Our recent move was, in part, so we could have a "fresh start" as a family. That encompasses so many things - one of which was the deaths of Gavin and Darcy. I can understand how it would seem like an impossible choice - to move. I have talked to people who have frozen their lives from the second their loved one dies... never removing anything that was theirs, staying in the same home for fear of "leaving them behind," keeping to themselves. In my sincerely humble opinion... I feel that living this way is too hard. And I am sure - even without knowing anyone's loved ones - that this is not how they would want to be remembered...or would want you to live.

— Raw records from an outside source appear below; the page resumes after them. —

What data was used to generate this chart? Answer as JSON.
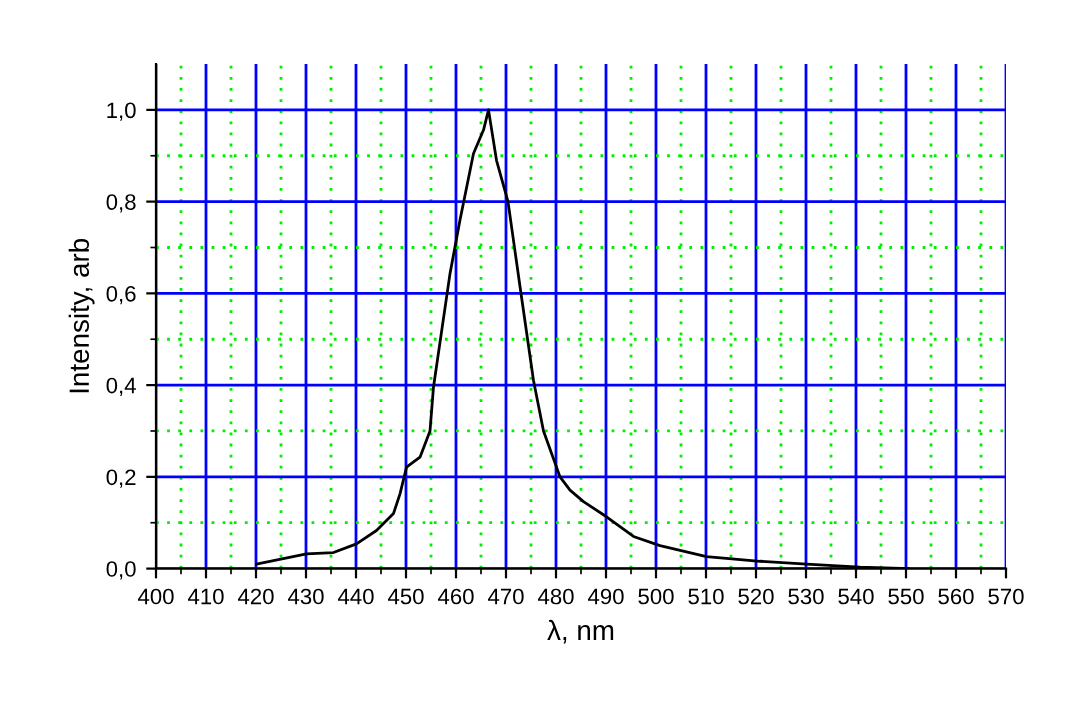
{
  "chart_data": {
    "type": "line",
    "xlabel": "λ, nm",
    "ylabel": "Intensity, arb",
    "x": [
      420.1,
      430.1,
      435.5,
      440.1,
      444.1,
      447.5,
      448.8,
      450.1,
      452.8,
      454.8,
      455.5,
      458.8,
      460.8,
      463.5,
      465.5,
      466.5,
      468.1,
      470.4,
      472.8,
      475.5,
      477.5,
      480.8,
      482.8,
      485.5,
      490.1,
      495.5,
      500.8,
      510.1,
      520.8,
      530.1,
      540.8,
      550.5
    ],
    "series": [
      {
        "color": "#000000",
        "values": [
          0.01,
          0.032,
          0.035,
          0.054,
          0.083,
          0.12,
          0.163,
          0.221,
          0.243,
          0.3,
          0.396,
          0.643,
          0.76,
          0.905,
          0.956,
          1.0,
          0.89,
          0.8,
          0.615,
          0.41,
          0.3,
          0.2,
          0.171,
          0.146,
          0.113,
          0.07,
          0.05,
          0.026,
          0.016,
          0.01,
          0.003,
          0.0
        ]
      }
    ],
    "xlim": [
      400,
      570
    ],
    "ylim": [
      0,
      1.1
    ],
    "xticks": [
      400,
      {
        "value": 405,
        "label": null
      },
      410,
      {
        "value": 415,
        "label": null
      },
      420,
      {
        "value": 425,
        "label": null
      },
      430,
      {
        "value": 435,
        "label": null
      },
      440,
      {
        "value": 445,
        "label": null
      },
      450,
      {
        "value": 455,
        "label": null
      },
      460,
      {
        "value": 465,
        "label": null
      },
      470,
      {
        "value": 475,
        "label": null
      },
      480,
      {
        "value": 485,
        "label": null
      },
      490,
      {
        "value": 495,
        "label": null
      },
      500,
      {
        "value": 505,
        "label": null
      },
      510,
      {
        "value": 515,
        "label": null
      },
      520,
      {
        "value": 525,
        "label": null
      },
      530,
      {
        "value": 535,
        "label": null
      },
      540,
      {
        "value": 545,
        "label": null
      },
      550,
      {
        "value": 555,
        "label": null
      },
      560,
      {
        "value": 565,
        "label": null
      },
      570
    ],
    "yticks": [
      {
        "value": 0,
        "label": "0,0"
      },
      {
        "value": 0.1,
        "label": null
      },
      {
        "value": 0.2,
        "label": "0,2"
      },
      {
        "value": 0.3,
        "label": null
      },
      {
        "value": 0.4,
        "label": "0,4"
      },
      {
        "value": 0.5,
        "label": null
      },
      {
        "value": 0.6,
        "label": "0,6"
      },
      {
        "value": 0.7,
        "label": null
      },
      {
        "value": 0.8,
        "label": "0,8"
      },
      {
        "value": 0.9,
        "label": null
      },
      {
        "value": 1.0,
        "label": "1,0"
      }
    ],
    "grid": true,
    "marker": "none",
    "line_style": "solid",
    "legend": false
  }
}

To me, moving was freeing. It doesn't matter where we are or what we do - all of our children are with us. I don't need things or places to cling to. Clinging too hard to anything stops you from moving... from dancing... from loving... from living. Really living.
We are not special people. We are not "amazing" - especially not because we are surviving the loss of a child. We are just people - living life just like you. We have happy days and bad days. We fight and make up. We are parents of the year one day and then crappy ones the next four days. All we do is try our best... and make the next right choice each day. Sometimes we get it right, sometimes not.
As for me?
I choose life. Every day.
I choose love... sent to Heaven and back to Earth.
I choose to honor my children and my husband and my life by learning to honor myself - which includes making choices that don't require excuses or come with any burdens on myself or others.
I choose to use my son's death - a death that I never saw coming - to move.
Move myself out of bed every day.
Move others with my words.
Move people to donate to help make things happen for kids like Gavin.
Move mountains to make sure Ed and Brian and Hope know they are loved and adored.
But most importantly, I refuse to freeze.
Freezing is just as tragic as death. Especially when you're alive.